The Community Knowledge Open Library (CKOL) was launched March 10.

CKOL “currently contains over 1,200 documents gathered from over 1,300 documents gathered from over 25 groups working with English speaking communities in Quebec,” QUESCREN research associate Patrick Donovan said. “This resource aims to increase awareness and understanding of English-speaking Quebec by expanding the knowledge base, preserving and disseminating material that is vulnerable to disappearance, and supporting the production of research and evidence-based policy.”

The online library aspires to be a repository of what is commonly called grey literature – content produced outside of traditional publishing channels, often produced by government agencies, community organizations and nonprofits. It can – and in the case of CKOL, does – include everything from organizational newsletters to self-published cookbooks. The developers of CKOL hope it will become a resource for researchers and amateur historians exploring the history of Quebec’s English-speaking communities.

Repositories such as CKOL “are all the more important, because grey literature doesn’t have the same permanence as formal publishing; sometimes there’s only one copy and sometimes that copy gets lost,” explained librarian Rebecca Miller, classification system development and cataloguing consultant at CKOL.

CKOL “plays this really interesting, kind of stabilizing centralizing role, kind of gathering all these materials from these community groups across the province, both old and new, and presents this wide range of documents in a widely accessible way. It will be so valuable for different types of users who will use these resources in many different ways,” said Miller. The Quebec Community Groups Network, the English Language Arts Network, Literacy Quebec and the Montérégie West Community Network are among the more than 20 organizations that have begun to submit material. The documents can be searched by topic, region or format. As of this writing, the oldest documents currently digitized date to 1943, but organizers hope the library can go further back in time.

Priscilla Griffin is the office manager at the Coasters’ Association, a community organization based in St. Paul’s River on the Lower North Shore, advocating for the economic and social development of English speakers in the 14 mostly English-speaking communities scattered along the North Shore between Kegaska (where Highway 138 ends) and Blanc-Sablon. “If you go online, you don’t see a lot of information about our region, especially in English, and you feel lost,” says Griffin. “Anyone who wants to research us, even our own people, don’t know half of what’s going on in our region, because of lack of [access to] communication.
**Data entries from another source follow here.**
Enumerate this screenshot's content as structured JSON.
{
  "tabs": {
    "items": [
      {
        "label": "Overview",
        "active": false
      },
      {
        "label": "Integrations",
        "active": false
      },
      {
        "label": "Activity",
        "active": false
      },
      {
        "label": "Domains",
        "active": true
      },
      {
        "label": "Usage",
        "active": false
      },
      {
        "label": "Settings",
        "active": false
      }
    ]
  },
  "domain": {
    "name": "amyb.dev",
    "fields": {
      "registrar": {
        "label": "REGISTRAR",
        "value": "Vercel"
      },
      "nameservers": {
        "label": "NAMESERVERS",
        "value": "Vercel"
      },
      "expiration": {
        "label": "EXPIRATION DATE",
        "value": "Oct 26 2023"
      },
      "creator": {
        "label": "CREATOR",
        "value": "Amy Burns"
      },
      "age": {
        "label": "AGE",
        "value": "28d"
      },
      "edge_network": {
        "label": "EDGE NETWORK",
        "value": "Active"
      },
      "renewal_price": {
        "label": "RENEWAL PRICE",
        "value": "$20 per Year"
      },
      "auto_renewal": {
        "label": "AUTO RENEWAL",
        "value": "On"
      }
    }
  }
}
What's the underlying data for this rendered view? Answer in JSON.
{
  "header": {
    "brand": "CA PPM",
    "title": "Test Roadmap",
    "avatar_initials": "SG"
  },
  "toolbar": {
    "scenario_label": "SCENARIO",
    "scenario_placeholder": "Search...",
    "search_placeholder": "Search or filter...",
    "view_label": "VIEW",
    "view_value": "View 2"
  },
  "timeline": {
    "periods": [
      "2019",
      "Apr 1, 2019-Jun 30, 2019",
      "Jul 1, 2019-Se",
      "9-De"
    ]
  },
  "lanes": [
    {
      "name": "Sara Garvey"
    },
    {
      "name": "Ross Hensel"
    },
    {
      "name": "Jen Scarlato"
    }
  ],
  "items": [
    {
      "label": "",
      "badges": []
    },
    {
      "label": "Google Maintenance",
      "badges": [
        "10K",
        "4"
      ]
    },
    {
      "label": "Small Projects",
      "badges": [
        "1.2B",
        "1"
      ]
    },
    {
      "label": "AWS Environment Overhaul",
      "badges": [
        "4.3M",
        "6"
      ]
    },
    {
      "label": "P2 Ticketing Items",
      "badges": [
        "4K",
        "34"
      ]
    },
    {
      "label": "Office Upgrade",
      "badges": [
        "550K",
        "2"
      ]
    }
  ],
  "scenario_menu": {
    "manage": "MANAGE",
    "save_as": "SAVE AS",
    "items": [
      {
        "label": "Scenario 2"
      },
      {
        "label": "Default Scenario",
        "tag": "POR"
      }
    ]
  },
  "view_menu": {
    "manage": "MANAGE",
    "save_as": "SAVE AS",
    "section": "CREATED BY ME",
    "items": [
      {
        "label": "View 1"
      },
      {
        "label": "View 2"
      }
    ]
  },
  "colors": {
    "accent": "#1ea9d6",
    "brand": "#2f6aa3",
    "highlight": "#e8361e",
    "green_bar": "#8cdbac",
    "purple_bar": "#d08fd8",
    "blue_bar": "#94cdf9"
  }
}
This library could open up a real door for us.”

Donovan said QUESCREN, currently supported by the Sécrétariat aux rélations avec les Québécois d’expression anglaise, was hoping to secure sustainable funding to allow it to better support organizations that want to digitize and share their archives.

The project is “very open to [suggestions from] any community members for how to grow this project reasonably and fairly and always with an eye to inclusiveness,” Lorraine O’Donnell of QUESCREN said.

The Community Knowledge Open Library can be accessed at ckol.quescren.ca.